Heroes Of Might: Legends Of Eisenwald

I love daft fantasy worlds, with their magical hats, dragons and whatnot. Love ’em. This year alone, I’ve had a blast picking through the recognisable-but-weird mythology of Pillars of Eternity, and The Witcher 3’s creature feature quests have been a source of delight. Magic and monsters sometimes seem like essential ingredients in the RPG pie. Given a choice though, I’d opt for a straight-up historical RPG every time and I thought Legends of Eisenwald [official site] might be just that. A strategic-RPG set in medieval Germany. It’s not quite what I’d hoped for but Aterdux’s game, which has just left Early Access, is well worth a look.

It it were Heroes of Might and Magic without the magic, I’d be intrigued. King’s Bounty without the comedy folklore. There aren’t many developers, outside strategy and wargaming, recreating historical periods and places.

Legends of Eisenwald hasn’t flushed out all of the fantasy elements but it contains a sprinkling of superstition rather than seventy schools of magic, and fifteen varieties of dragonkin.

…it’s a land where the superstitions of the time have come to life. This isn’t a fantasy game. There are no elves or dragons here. There are only people – and their passions, sins and fears that often take a tangible form.

I played the earliest of the early access builds very briefly but will try to find time for a closer look at the final release this week. The general consensus seems to be positive, although I’ve heard soe complaints about the linear, repetitive nature of the campaign.


  1. stonetoes says:

    I played the first couple of fights and found the combat pretty limited. You can’t move without attacking, you can’t move into a free square, or skip your turn. There didn’t seem to be any terrain types and the “battlefield” is very small and crowded, I can’t even imagine playing it once I had 12 troops instead of 6.

    Maybe it gets better as it goes on but my advice is to play Battle Brothers instead if you’re looking for an early-access, turn-based, low-fantasy, tactical RPG.

  2. DThor says:

    I love me my turn-based tactical games, but a big part of that is the levelling up – the new gear and skills. It strikes me that removing x-commy upgrades and new wizard spells things might get a little… ho hum? Turn based is by definition highly abstract – closer to battle chess than Geralt Does Skellige – I’m wondering how/if they manage to rise above tedium? Restricting hand to hand combat to a turn based format seems repetitive.
    Mostly – for crying out loud please don’t have your soldiers stroll up to the enemy as if they’re going to ask for a cup of sugar!

    • Frank says:

      Different strokes for different folks. Not all TBT games need to include your laundry list of familiar features to find an audience. Personally, I find FF Tactics-style deck building incredibly tedious; the less of that, the better.

      Also, I saw plenty of “gear” in the videos for this game, so I’m not sure what angle you’re coming from. For all I know, it does have intricate leveling.

  3. namad says:

    Awful, just awful spell checking in this article. Even a basic word editor should’ve been able to automatically fix a few of the typos. “If” “some”.
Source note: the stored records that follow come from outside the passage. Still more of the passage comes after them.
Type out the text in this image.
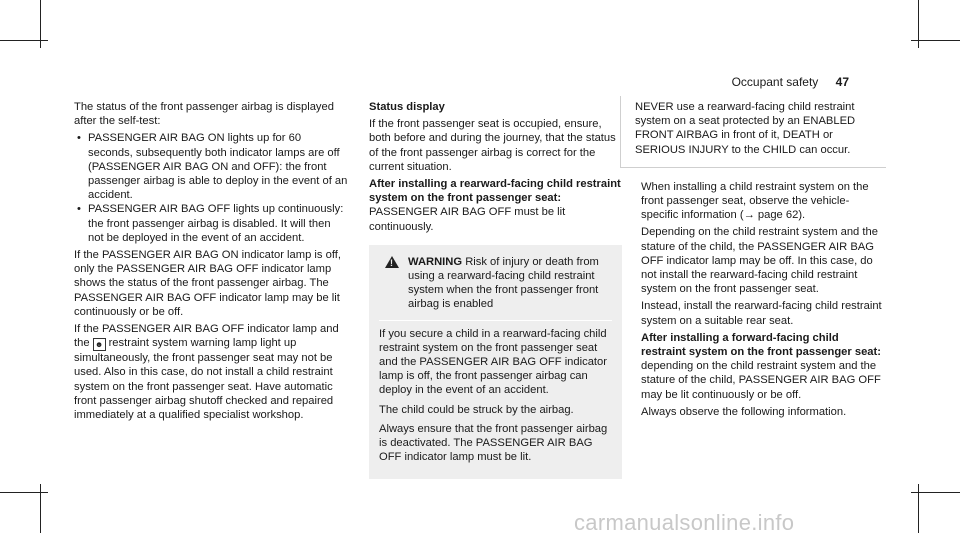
Occupant safety 47

The status of the front passenger airbag is displayed after the self-test:

• PASSENGER AIR BAG ON lights up for 60 seconds, subsequently both indicator lamps are off (PASSENGER AIR BAG ON and OFF): the front passenger airbag is able to deploy in the event of an accident.
• PASSENGER AIR BAG OFF lights up continuously: the front passenger airbag is disabled. It will then not be deployed in the event of an accident.

If the PASSENGER AIR BAG ON indicator lamp is off, only the PASSENGER AIR BAG OFF indicator lamp shows the status of the front passenger airbag. The PASSENGER AIR BAG OFF indicator lamp may be lit continuously or be off.

If the PASSENGER AIR BAG OFF indicator lamp and the ☻ restraint system warning lamp light up simultaneously, the front passenger seat may not be used. Also in this case, do not install a child restraint system on the front passenger seat. Have automatic front passenger airbag shutoff checked and repaired immediately at a qualified specialist workshop.

Status display

If the front passenger seat is occupied, ensure, both before and during the journey, that the status of the front passenger airbag is correct for the current situation.

After installing a rearward-facing child restraint system on the front passenger seat: PASSENGER AIR BAG OFF must be lit continuously.

! WARNING Risk of injury or death from using a rearward-facing child restraint system when the front passenger front airbag is enabled

If you secure a child in a rearward-facing child restraint system on the front passenger seat and the PASSENGER AIR BAG OFF indicator lamp is off, the front passenger airbag can deploy in the event of an accident.

The child could be struck by the airbag.

Always ensure that the front passenger airbag is deactivated. The PASSENGER AIR BAG OFF indicator lamp must be lit.

NEVER use a rearward-facing child restraint system on a seat protected by an ENABLED FRONT AIRBAG in front of it, DEATH or SERIOUS INJURY to the CHILD can occur.

When installing a child restraint system on the front passenger seat, observe the vehicle-specific information (→ page 62).

Depending on the child restraint system and the stature of the child, the PASSENGER AIR BAG OFF indicator lamp may be off. In this case, do not install the rearward-facing child restraint system on the front passenger seat.

Instead, install the rearward-facing child restraint system on a suitable rear seat.

After installing a forward-facing child restraint system on the front passenger seat: depending on the child restraint system and the stature of the child, PASSENGER AIR BAG OFF may be lit continuously or be off.

Always observe the following information.

carmanualsonline.info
    I’ve come to expect better than this of RPS.

    • Funso Banjo says:

      No one ever accused Adam of being able to spell or using correct grammar.

      He talks about games though, and what more could we ask for on this site?

  4. Serenegoose says:

    …it’s a land where the superstitions of the time have come to life. This isn’t a fantasy game.
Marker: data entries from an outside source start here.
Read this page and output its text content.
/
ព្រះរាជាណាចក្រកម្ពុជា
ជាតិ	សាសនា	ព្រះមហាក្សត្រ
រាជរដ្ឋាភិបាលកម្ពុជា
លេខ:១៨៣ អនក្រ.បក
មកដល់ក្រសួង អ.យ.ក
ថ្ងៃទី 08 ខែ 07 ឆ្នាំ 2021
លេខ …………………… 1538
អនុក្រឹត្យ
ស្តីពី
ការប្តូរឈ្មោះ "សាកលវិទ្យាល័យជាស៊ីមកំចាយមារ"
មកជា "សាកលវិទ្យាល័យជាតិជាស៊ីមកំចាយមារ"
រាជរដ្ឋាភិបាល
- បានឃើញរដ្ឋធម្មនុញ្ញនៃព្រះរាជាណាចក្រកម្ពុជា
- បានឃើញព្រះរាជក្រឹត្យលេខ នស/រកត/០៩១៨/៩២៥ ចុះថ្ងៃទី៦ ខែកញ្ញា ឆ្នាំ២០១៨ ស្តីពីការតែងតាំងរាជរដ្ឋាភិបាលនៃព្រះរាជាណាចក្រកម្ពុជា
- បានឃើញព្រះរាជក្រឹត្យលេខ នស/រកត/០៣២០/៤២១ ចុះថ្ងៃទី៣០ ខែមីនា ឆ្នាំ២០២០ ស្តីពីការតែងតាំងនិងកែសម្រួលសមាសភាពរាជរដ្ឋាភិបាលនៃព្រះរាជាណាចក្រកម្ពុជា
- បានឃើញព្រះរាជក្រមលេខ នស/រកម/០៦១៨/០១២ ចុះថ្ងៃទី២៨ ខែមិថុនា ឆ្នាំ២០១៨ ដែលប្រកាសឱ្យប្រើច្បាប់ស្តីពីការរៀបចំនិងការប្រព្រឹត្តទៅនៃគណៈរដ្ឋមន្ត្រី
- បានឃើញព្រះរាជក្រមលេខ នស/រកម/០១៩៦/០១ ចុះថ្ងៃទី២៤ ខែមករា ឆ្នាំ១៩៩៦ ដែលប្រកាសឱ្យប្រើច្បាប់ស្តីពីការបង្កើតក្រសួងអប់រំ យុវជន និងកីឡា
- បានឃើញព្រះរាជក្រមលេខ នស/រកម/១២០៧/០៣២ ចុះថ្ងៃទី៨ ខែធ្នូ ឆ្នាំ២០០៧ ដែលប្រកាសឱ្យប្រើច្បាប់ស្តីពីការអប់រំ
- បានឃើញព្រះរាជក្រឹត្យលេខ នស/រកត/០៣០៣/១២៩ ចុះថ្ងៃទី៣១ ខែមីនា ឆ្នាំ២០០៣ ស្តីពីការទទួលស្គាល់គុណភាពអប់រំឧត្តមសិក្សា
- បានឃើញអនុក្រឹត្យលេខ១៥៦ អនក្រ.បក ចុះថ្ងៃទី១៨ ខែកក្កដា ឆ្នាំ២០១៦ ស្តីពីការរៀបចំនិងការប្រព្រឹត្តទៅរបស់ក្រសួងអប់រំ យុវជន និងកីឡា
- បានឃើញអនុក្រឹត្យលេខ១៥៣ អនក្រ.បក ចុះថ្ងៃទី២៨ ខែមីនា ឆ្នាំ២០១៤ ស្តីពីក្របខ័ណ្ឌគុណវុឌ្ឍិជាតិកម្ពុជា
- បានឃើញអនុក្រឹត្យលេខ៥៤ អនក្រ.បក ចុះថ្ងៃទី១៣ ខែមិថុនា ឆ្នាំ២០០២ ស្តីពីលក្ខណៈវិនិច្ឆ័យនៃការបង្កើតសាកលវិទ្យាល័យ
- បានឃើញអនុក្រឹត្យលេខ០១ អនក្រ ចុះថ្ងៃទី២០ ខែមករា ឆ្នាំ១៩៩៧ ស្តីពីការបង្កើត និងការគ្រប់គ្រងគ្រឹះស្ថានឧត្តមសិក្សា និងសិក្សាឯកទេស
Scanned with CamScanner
    The cognitive dissonance must be like an actual hum inside the head of whoever wrote this.

  5. Voqar says:

    Looks interesting but also looks like an overpriced (compared to say AOW III) and very limited mix of HOMM and AOW.

    AOW3 has a huge variety of units, some of the best (if not the best) turn-based tactical combat, huge variation in how you can setup games, and campaigns (not my thing but some like them), was never that expensive.

    Blackguards and Battle Bros also come to mind, I guess – depending on what you want.

    Low fantasy to me usually means low interest and/or low replay since playing with few units with a small pool of overall abilities leads to very repetitive and generic battles.

    The one appealing thing to me was that the armies and battles look small, which might be nice. In AoW III many battles can grow large (as large as once can be with 18 units and 3 heroes on one side) and with the complexity end up taking a while so you’re doing lots of slugfests of battles.

    • Aterdux says:

      We have over a 100 unique characters in our game, so it’s not as limited as you might think.

    • geisler says:

      Kind of agree with you, apart from you claiming AOW III is supposedly cheap? Unless you pick it up in a sale, it costs about €60 or £42 including all DLC.

  6. blastaz says:

    I also played a very early build of this. I really liked the setting (Darklands one of my all time favourite games) and stopped on the second chapter when it all got slightly unfinished.

    Have been meaning to give it a proper go now that it has released.